For moments of acute distress, therapists may teach physical regulation techniques. Splashing cold water on your face triggers a physiological calming response. Intense but brief exercise releases physical tension. Paced breathing and progressive muscle relaxation bring your heart rate and stress hormones down. These aren’t substitutes for the deeper work of therapy, but they give you something concrete to do when a wave of despair hits at 2 a.m.
Therapy, Medication, or Both
Therapy works for depression on its own, and so does medication. But a meta-analysis published in Psychological Medicine found that combining the two outperforms either one alone. The advantage of combination treatment was consistent across measures of both symptom severity and daily functioning. The effect size was modest but meaningful, roughly equivalent to the difference between partial improvement and full recovery for many people.
A therapist who isn’t a psychiatrist can’t prescribe medication, but they can help you evaluate whether adding medication makes sense and coordinate with a prescriber if you choose that route. For mild to moderate depression, therapy alone is often sufficient. For severe or recurring depression, the combination tends to produce better and more lasting results.
What Progress Actually Looks Like
Improvement in therapy rarely follows a straight line. Many people notice small shifts within the first few weeks: slightly better sleep, a moment of genuine laughter, or the ability to complete a task that felt impossible before. Larger changes in mood, self-perception, and daily functioning typically emerge over two to four months of consistent weekly sessions.

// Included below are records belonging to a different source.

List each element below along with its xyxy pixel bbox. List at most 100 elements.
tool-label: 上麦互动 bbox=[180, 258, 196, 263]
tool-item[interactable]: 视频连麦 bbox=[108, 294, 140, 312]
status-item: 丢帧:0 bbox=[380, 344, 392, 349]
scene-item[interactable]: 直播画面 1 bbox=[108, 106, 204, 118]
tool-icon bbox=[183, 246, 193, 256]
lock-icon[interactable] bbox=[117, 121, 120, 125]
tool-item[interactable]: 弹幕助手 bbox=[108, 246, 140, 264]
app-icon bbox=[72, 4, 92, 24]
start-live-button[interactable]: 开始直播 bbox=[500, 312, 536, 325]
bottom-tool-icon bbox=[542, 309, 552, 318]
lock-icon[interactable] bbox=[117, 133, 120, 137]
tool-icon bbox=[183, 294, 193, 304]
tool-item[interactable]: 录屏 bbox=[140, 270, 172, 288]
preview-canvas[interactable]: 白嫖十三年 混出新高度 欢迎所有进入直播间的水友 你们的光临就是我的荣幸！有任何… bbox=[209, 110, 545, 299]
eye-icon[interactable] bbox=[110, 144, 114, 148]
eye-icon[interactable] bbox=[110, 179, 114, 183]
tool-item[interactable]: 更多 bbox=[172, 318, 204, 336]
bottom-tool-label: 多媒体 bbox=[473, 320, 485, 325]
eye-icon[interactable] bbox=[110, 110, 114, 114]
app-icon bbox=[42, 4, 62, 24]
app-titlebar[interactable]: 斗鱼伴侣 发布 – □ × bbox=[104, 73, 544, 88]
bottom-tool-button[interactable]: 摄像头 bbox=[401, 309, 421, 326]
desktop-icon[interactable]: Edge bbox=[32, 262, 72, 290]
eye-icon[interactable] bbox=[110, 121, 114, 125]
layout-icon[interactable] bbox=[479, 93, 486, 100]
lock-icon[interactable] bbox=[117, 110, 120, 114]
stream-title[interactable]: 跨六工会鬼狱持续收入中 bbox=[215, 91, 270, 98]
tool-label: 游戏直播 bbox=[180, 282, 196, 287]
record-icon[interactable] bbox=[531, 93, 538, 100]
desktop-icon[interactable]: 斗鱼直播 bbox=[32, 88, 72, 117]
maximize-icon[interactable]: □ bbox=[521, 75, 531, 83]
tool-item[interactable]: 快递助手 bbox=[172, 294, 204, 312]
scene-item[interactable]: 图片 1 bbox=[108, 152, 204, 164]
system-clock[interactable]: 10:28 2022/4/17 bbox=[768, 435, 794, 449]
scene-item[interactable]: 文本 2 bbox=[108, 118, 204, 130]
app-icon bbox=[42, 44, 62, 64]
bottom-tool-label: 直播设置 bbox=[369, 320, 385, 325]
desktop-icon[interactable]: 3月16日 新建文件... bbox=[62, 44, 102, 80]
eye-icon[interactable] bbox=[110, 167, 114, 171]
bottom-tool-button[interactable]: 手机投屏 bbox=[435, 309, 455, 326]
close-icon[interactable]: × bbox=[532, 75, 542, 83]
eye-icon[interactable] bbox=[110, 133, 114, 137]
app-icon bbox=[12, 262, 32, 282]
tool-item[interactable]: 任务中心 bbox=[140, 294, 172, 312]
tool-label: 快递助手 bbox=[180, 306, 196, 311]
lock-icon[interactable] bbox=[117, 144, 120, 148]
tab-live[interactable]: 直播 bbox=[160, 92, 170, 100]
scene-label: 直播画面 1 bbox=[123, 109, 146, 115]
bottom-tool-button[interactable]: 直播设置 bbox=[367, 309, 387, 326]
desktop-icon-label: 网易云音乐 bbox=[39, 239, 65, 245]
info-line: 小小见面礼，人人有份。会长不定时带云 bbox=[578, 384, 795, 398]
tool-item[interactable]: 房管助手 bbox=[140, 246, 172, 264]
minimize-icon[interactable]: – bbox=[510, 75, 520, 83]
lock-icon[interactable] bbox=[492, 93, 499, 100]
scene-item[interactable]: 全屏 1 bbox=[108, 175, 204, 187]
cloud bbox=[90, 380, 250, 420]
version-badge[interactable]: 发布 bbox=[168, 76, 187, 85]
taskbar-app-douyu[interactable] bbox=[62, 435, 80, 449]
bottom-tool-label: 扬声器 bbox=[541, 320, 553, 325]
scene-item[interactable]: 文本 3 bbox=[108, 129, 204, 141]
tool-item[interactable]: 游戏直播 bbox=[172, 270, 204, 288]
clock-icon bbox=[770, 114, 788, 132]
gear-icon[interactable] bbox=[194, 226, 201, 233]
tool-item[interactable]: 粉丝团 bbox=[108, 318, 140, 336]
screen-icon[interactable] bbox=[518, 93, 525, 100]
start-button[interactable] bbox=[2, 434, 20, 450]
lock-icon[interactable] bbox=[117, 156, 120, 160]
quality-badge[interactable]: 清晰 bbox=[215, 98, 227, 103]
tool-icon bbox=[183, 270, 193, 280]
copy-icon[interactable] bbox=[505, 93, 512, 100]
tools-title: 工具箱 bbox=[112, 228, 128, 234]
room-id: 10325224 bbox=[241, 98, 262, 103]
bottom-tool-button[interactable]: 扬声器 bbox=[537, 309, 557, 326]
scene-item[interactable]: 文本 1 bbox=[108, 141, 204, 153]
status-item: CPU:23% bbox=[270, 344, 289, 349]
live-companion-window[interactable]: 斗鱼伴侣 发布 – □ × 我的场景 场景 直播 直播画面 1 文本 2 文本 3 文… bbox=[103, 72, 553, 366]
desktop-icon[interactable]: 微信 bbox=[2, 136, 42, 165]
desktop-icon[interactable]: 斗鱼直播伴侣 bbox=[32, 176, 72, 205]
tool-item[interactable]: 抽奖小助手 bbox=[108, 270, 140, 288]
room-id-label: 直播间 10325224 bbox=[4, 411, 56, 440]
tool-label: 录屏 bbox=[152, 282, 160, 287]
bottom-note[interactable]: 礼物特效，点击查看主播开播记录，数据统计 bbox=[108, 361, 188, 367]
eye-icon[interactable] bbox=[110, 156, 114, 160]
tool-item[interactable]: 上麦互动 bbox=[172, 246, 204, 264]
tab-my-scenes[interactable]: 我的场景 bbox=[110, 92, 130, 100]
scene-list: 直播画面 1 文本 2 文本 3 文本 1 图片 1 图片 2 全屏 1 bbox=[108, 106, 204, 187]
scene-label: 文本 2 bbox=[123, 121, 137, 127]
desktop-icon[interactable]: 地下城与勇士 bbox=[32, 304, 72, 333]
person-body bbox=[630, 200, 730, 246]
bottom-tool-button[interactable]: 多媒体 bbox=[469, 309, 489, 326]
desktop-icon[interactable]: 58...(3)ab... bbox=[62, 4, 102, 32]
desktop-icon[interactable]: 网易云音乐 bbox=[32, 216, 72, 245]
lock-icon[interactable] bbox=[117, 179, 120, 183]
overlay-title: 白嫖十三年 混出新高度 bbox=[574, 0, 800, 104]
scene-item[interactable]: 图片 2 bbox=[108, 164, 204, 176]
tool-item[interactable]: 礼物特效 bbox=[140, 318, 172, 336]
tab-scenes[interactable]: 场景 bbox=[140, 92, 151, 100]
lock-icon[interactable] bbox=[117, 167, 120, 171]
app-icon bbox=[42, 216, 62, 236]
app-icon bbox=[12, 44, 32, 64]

Your therapist will periodically reassess your symptoms using the same tools from your first session, giving you both an objective measure of change. If progress stalls, the therapist may adjust the approach, shift focus areas, or discuss whether a different therapy type or the addition of medication might help. Therapy for depression isn’t indefinite for most people. It has a beginning, a middle where the hardest work happens, and an end where you’ve built the skills to maintain your progress independently.